Mtk

**Name of the Vulnerable Software and Affected Versions** LISTSERV versions prior to 16.5-2018a **Description** The issue is related to reflected cross site scripting (XSS) that exists via the "/scripts/wa.exe" API endpoint, specifically through the `OK` parameter. This allows for potential malicious script injection. **Recommendations** For versions prior to 16.5-2018a, update to version 16.5-2018a or later to resolve the issue. As a temporary workaround, consider restricting access to the "/scripts/wa.exe" API endpoint or avoiding the use of the `OK` parameter until the update is applied.

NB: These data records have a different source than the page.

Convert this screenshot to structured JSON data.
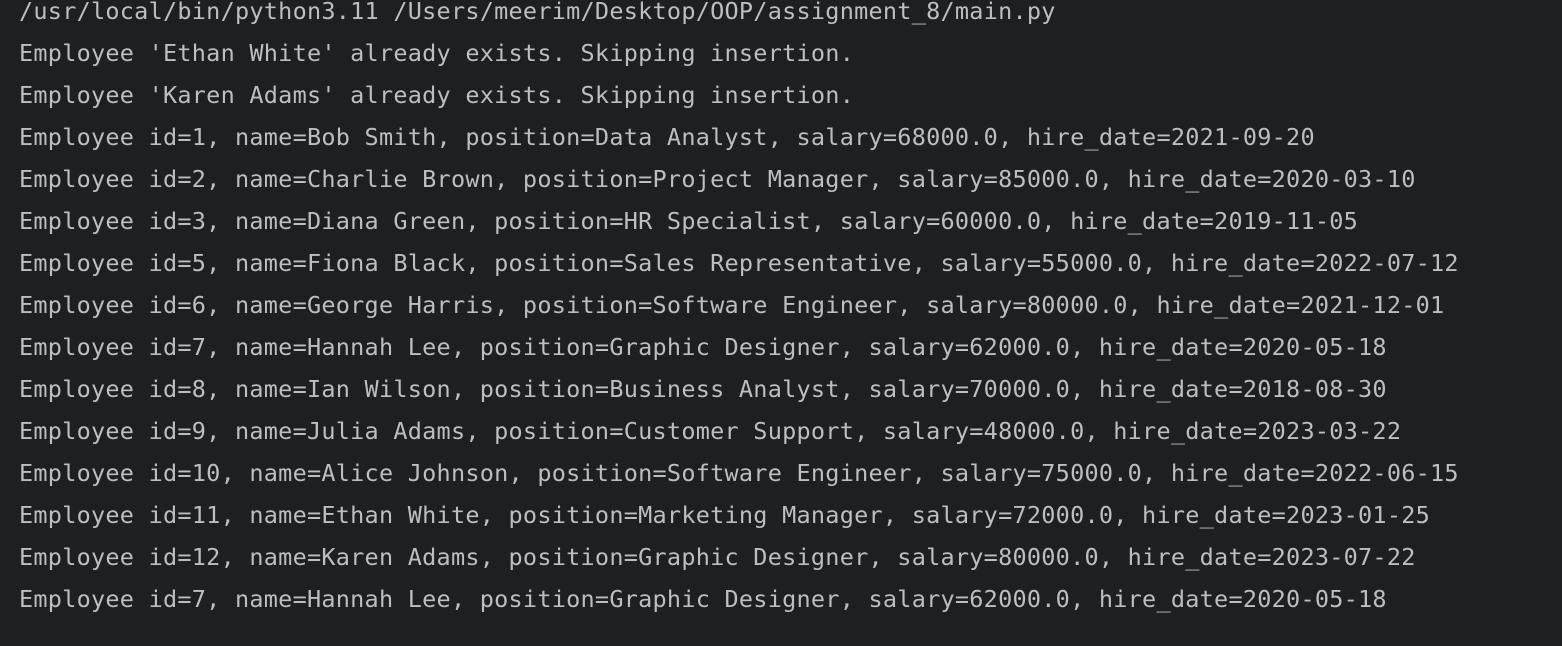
{
  "console": {
    "command": "/usr/local/bin/python3.11 /Users/meerim/Desktop/OOP/assignment_8/main.py",
    "lines": [
      "Employee 'Ethan White' already exists. Skipping insertion.",
      "Employee 'Karen Adams' already exists. Skipping insertion.",
      "Employee id=1, name=Bob Smith, position=Data Analyst, salary=68000.0, hire_date=2021-09-20",
      "Employee id=2, name=Charlie Brown, position=Project Manager, salary=85000.0, hire_date=2020-03-10",
      "Employee id=3, name=Diana Green, position=HR Specialist, salary=60000.0, hire_date=2019-11-05",
      "Employee id=5, name=Fiona Black, position=Sales Representative, salary=55000.0, hire_date=2022-07-12",
      "Employee id=6, name=George Harris, position=Software Engineer, salary=80000.0, hire_date=2021-12-01",
      "Employee id=7, name=Hannah Lee, position=Graphic Designer, salary=62000.0, hire_date=2020-05-18",
      "Employee id=8, name=Ian Wilson, position=Business Analyst, salary=70000.0, hire_date=2018-08-30",
      "Employee id=9, name=Julia Adams, position=Customer Support, salary=48000.0, hire_date=2023-03-22",
      "Employee id=10, name=Alice Johnson, position=Software Engineer, salary=75000.0, hire_date=2022-06-15",
      "Employee id=11, name=Ethan White, position=Marketing Manager, salary=72000.0, hire_date=2023-01-25",
      "Employee id=12, name=Karen Adams, position=Graphic Designer, salary=80000.0, hire_date=2023-07-22",
      "Employee id=7, name=Hannah Lee, position=Graphic Designer, salary=62000.0, hire_date=2020-05-18"
    ],
    "colors": {
      "background": "#1e1f22",
      "text": "#bcbec4"
    }
  }
}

**Name of the Vulnerable Software and Affected Versions** Wise Chat plugin for WordPress versions prior to 2.7 **Description** The issue arises from the mishandling of external links due to the omission of noopener and noreferrer in the rendering/filters/post/WiseChatLinksPostFilter.php file. **Recommendations** For Wise Chat plugin for WordPress versions prior to 2.7, update to version 2.7 or later to resolve the issue.

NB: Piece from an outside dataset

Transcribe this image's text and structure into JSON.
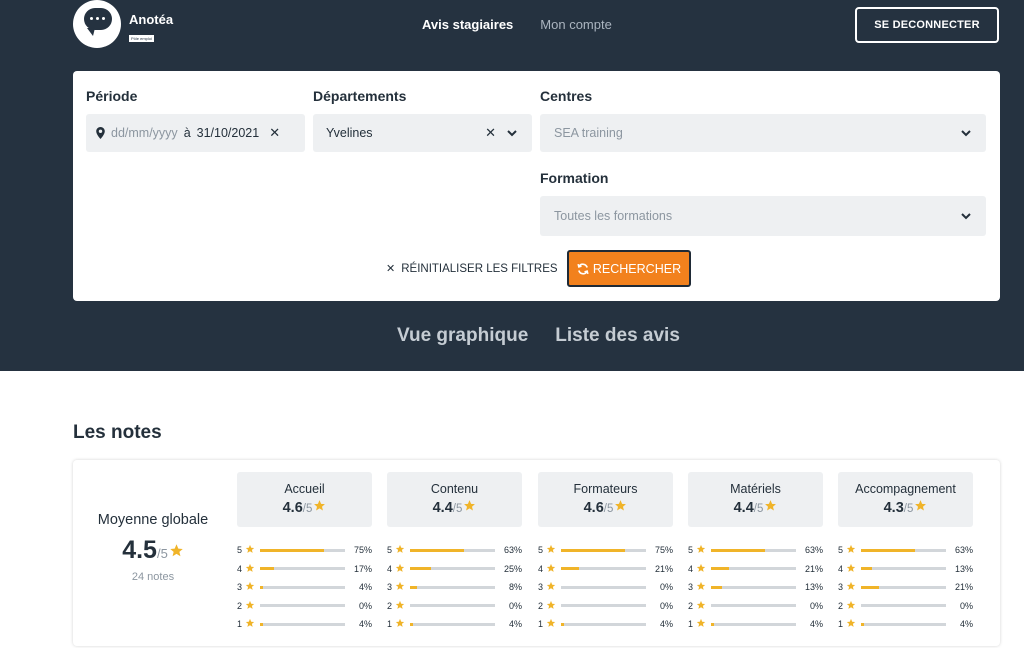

**Name of the Vulnerable Software and Affected Versions** Ninja Forms plugin versions prior to 3.3.18 **Description** The issue allows remote attackers to execute JavaScript. This is achieved via the `begin date`, `end date`, or `form id` parameter in the submissions page, which is part of the includes/Admin/Menus/Submissions.php file. **Recommendations** For versions prior to 3.3.18, update to version 3.3.18 or later to resolve the issue. As a temporary workaround, consider restricting access to the submissions page or avoiding the use of the `begin date`, `end date`, or `form id` parameters until the update is applied.

**Name of the Vulnerable Software and Affected Versions** WordPress Feed Statistics plugin versions prior to 4.0 **Description** The issue allows for an Open Redirect via the `feed-stats-url` parameter. **Recommendations** For versions prior to 4.0, update to version 4.0 or later to resolve the issue.